Günümüzde kurumsal sosyal sorumluluk kavramının ve uygulamalarının işletmeler ve paydaşları açısından taşıdığı önem ve gördüğü kabul tartışılmamakta, fakat bu uygulamaların başta işletme, toplum ve sivil toplum kuruluşları olmak üzere tüm paydaşlara sağladıkları yararlar ve yürütülen sosyal sorumluluk faaliyetlerinin samimiyeti üzerinde durulmaktadır.

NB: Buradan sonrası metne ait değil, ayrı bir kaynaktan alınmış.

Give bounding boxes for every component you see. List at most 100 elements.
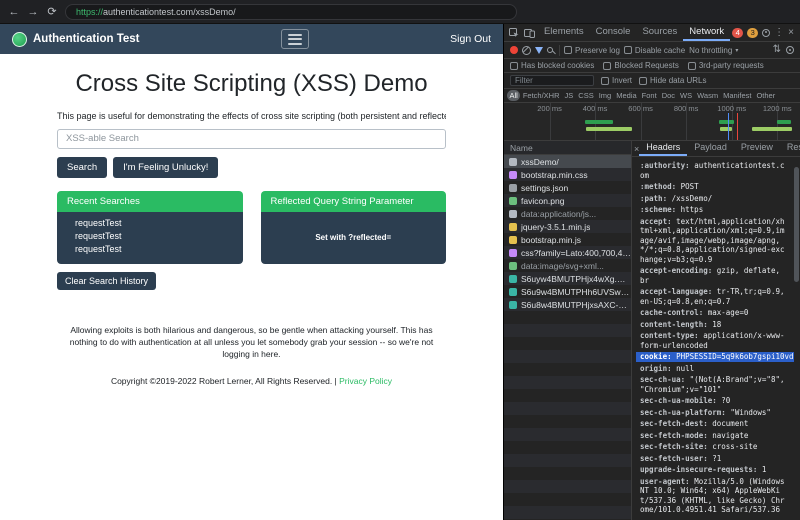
request-row[interactable]: S6u8w4BMUTPHjxsAXC-q.wof... (504, 298, 631, 311)
request-row[interactable]: settings.json (504, 181, 631, 194)
request-name: xssDemo/ (521, 156, 559, 167)
request-details-tabs: × HeadersPayloadPreviewResponse » (632, 141, 800, 157)
request-name: data:application/js... (521, 208, 597, 219)
request-row[interactable]: data:application/js... (504, 207, 631, 220)
inspect-element-icon[interactable] (508, 27, 521, 38)
details-tab-headers[interactable]: Headers (639, 141, 688, 156)
request-row[interactable]: css?family=Lato:400,700,400i... (504, 246, 631, 259)
request-row[interactable]: bootstrap.min.js (504, 233, 631, 246)
request-name: data:image/svg+xml... (521, 260, 604, 271)
request-name: jquery-3.5.1.min.js (521, 221, 591, 232)
recent-searches-list: requestTest requestTest requestTest (57, 212, 243, 256)
site-brand-label: Authentication Test (33, 33, 140, 45)
img-file-icon (509, 196, 517, 205)
network-settings-gear-icon[interactable] (786, 46, 794, 54)
warning-count-badge[interactable]: 3 (747, 27, 759, 38)
preserve-log-checkbox[interactable]: Preserve log (564, 46, 620, 55)
site-brand[interactable]: Authentication Test (12, 31, 140, 47)
filter-chip-js[interactable]: JS (562, 90, 576, 101)
devtools-tab-network[interactable]: Network (683, 24, 731, 41)
devtools-tab-elements[interactable]: Elements (538, 24, 590, 41)
request-row[interactable]: data:image/svg+xml... (504, 259, 631, 272)
filter-funnel-icon[interactable] (535, 46, 543, 54)
devtools-more-menu-icon[interactable]: ⋮ (774, 27, 784, 38)
record-network-log-icon[interactable] (510, 46, 518, 54)
filter-chip-wasm[interactable]: Wasm (695, 90, 721, 101)
overview-activity-bar (720, 127, 732, 131)
reload-icon[interactable]: ⟳ (46, 5, 58, 18)
has-blocked-cookies-checkbox[interactable]: Has blocked cookies (510, 61, 594, 70)
filter-chip-font[interactable]: Font (639, 90, 659, 101)
details-tab-payload[interactable]: Payload (687, 141, 734, 156)
devtools-tab-sources[interactable]: Sources (636, 24, 683, 41)
throttling-select[interactable]: No throttling ▾ (689, 46, 738, 55)
request-name: S6u9w4BMUTPHh6UVSwiPG... (521, 286, 631, 297)
header-sec-fetch-site: sec-fetch-site: cross-site (640, 442, 758, 451)
error-count-badge[interactable]: 4 (732, 27, 744, 38)
hamburger-icon (287, 33, 302, 36)
back-icon[interactable]: ← (8, 6, 20, 18)
site-navbar: Authentication Test Sign Out (0, 24, 503, 54)
forward-icon[interactable]: → (27, 6, 39, 18)
request-row[interactable]: favicon.png (504, 194, 631, 207)
filter-chip-other[interactable]: Other (754, 90, 778, 101)
overview-activity-bar (719, 120, 734, 124)
request-row[interactable]: S6uyw4BMUTPHjx4wXg.woff2 (504, 272, 631, 285)
filter-chip-fetch-xhr[interactable]: Fetch/XHR (520, 90, 562, 101)
request-row[interactable]: jquery-3.5.1.min.js (504, 220, 631, 233)
hide-data-urls-checkbox[interactable]: Hide data URLs (639, 76, 707, 85)
xss-search-input[interactable] (57, 128, 446, 149)
js-file-icon (509, 235, 517, 244)
request-name: S6uyw4BMUTPHjx4wXg.woff2 (521, 273, 631, 284)
request-list-name-header[interactable]: Name (504, 141, 631, 155)
devtools-tab-console[interactable]: Console (590, 24, 637, 41)
header-sec-fetch-mode: sec-fetch-mode: navigate (640, 430, 749, 440)
request-list: Name xssDemo/bootstrap.min.css settings.j… (504, 141, 632, 520)
warning-text: Allowing exploits is both hilarious and … (69, 324, 434, 359)
header-scheme: :scheme: https (640, 205, 704, 214)
url-text: authenticationtest.com/xssDemo/ (103, 6, 236, 17)
import-export-har-icon[interactable]: ⇅ (773, 45, 781, 55)
network-overview-timeline[interactable]: 200 ms 400 ms 600 ms 800 ms 1000 ms 1200 ms (504, 103, 800, 141)
filter-chip-all[interactable]: All (507, 90, 521, 101)
filter-chip-manifest[interactable]: Manifest (721, 90, 754, 101)
clear-search-history-button[interactable]: Clear Search History (57, 271, 157, 290)
privacy-policy-link[interactable]: Privacy Policy (339, 376, 392, 386)
header-sec-ch-ua: sec-ch-ua: "(Not(A:Brand";v="8", "Chromi… (640, 375, 785, 394)
feeling-unlucky-button[interactable]: I'm Feeling Unlucky! (113, 156, 219, 178)
filter-chip-ws[interactable]: WS (678, 90, 695, 101)
request-row[interactable]: xssDemo/ (504, 155, 631, 168)
devtools-close-icon[interactable]: × (788, 27, 794, 38)
blocked-requests-checkbox[interactable]: Blocked Requests (603, 61, 679, 70)
details-tab-preview[interactable]: Preview (734, 141, 780, 156)
filter-chip-img[interactable]: Img (596, 90, 614, 101)
header-sec-fetch-user: sec-fetch-user: ?1 (640, 453, 722, 463)
header-sec-ch-ua-mobile: sec-ch-ua-mobile: ?0 (640, 396, 731, 405)
filter-chip-doc[interactable]: Doc (659, 90, 677, 101)
device-toolbar-icon[interactable] (523, 28, 536, 38)
page-title: Cross Site Scripting (XSS) Demo (75, 70, 428, 97)
details-scrollbar[interactable] (794, 159, 799, 518)
navbar-toggler-button[interactable] (280, 29, 309, 49)
search-button[interactable]: Search (57, 156, 108, 178)
js-file-icon (509, 222, 517, 231)
sign-out-link[interactable]: Sign Out (450, 33, 491, 45)
request-name: favicon.png (521, 195, 565, 206)
reflected-param-body: Set with ?reflected= (260, 211, 446, 264)
disable-cache-checkbox[interactable]: Disable cache (623, 46, 685, 55)
clear-network-log-icon[interactable] (522, 45, 531, 55)
request-row[interactable]: S6u9w4BMUTPHh6UVSwiPG... (504, 285, 631, 298)
request-row[interactable]: bootstrap.min.css (504, 168, 631, 181)
3rd-party-requests-checkbox[interactable]: 3rd-party requests (687, 61, 764, 70)
overview-activity-bar (585, 127, 632, 131)
invert-checkbox[interactable]: Invert (601, 76, 632, 85)
devtools-settings-gear-icon[interactable] (762, 28, 771, 37)
details-tab-response[interactable]: Response (780, 141, 800, 156)
header-user-agent: user-agent: Mozilla/5.0 (Windows NT 10.0… (640, 476, 785, 515)
network-search-icon[interactable] (547, 47, 553, 53)
network-filter-input[interactable] (510, 75, 594, 86)
timeline-tick-label: 1200 ms (762, 104, 792, 113)
filter-chip-css[interactable]: CSS (576, 90, 596, 101)
address-bar[interactable]: https://authenticationtest.com/xssDemo/ (65, 3, 517, 20)
filter-chip-media[interactable]: Media (614, 90, 639, 101)
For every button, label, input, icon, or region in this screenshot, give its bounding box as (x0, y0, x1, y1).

İşletmelerin kurumsal sosyal sorumluluk anlayışının etkisiyle sağladıkları kazanımlar sadece ekonomik göstergelere yansıyan rakamlarla ifade edilen kazanımlar değildir. Bunun dışındaki birçok konuda da işletmelerin çeşitli faydalar sağladıkları yapılan araştırmalarla ortaya konulmuş durumdadır. Bu faydalar incelendiğinde ortaya şu bulgular çıkmaktadır: Toplumsal saygınlık kazanmanın etkisiyle kurum imajı değer kazanmakta ve bu firmanın marka değerine yansımaktadır. Sosyal sorumluluk projelerinde katılımcı olmak şirket personeli üzerinde olumlu etki yaparak çalışan bağlılığını arttırmakta ve aynı zamanda nitelikli işgücünün işletmeye çekilmesinde önemli rol oynamaktadır. Ayrıca kurumsal sosyal sorumluluğa önem veren şirketler hem daha iyi şartlarda borçlanabilmekte, hem de hisse senedi değeri artmaktadır. Kurumsal sosyal sorumluluk, şirketlere yeni pazarlara girme ve müşteri sadakati sağlamada kolaylıklar sağlamakta, verimlilik ve kalite artışları yaşanmakta, risk yönetimi daha etkin hale gelmektedir (Argüden, 2002: 11-13).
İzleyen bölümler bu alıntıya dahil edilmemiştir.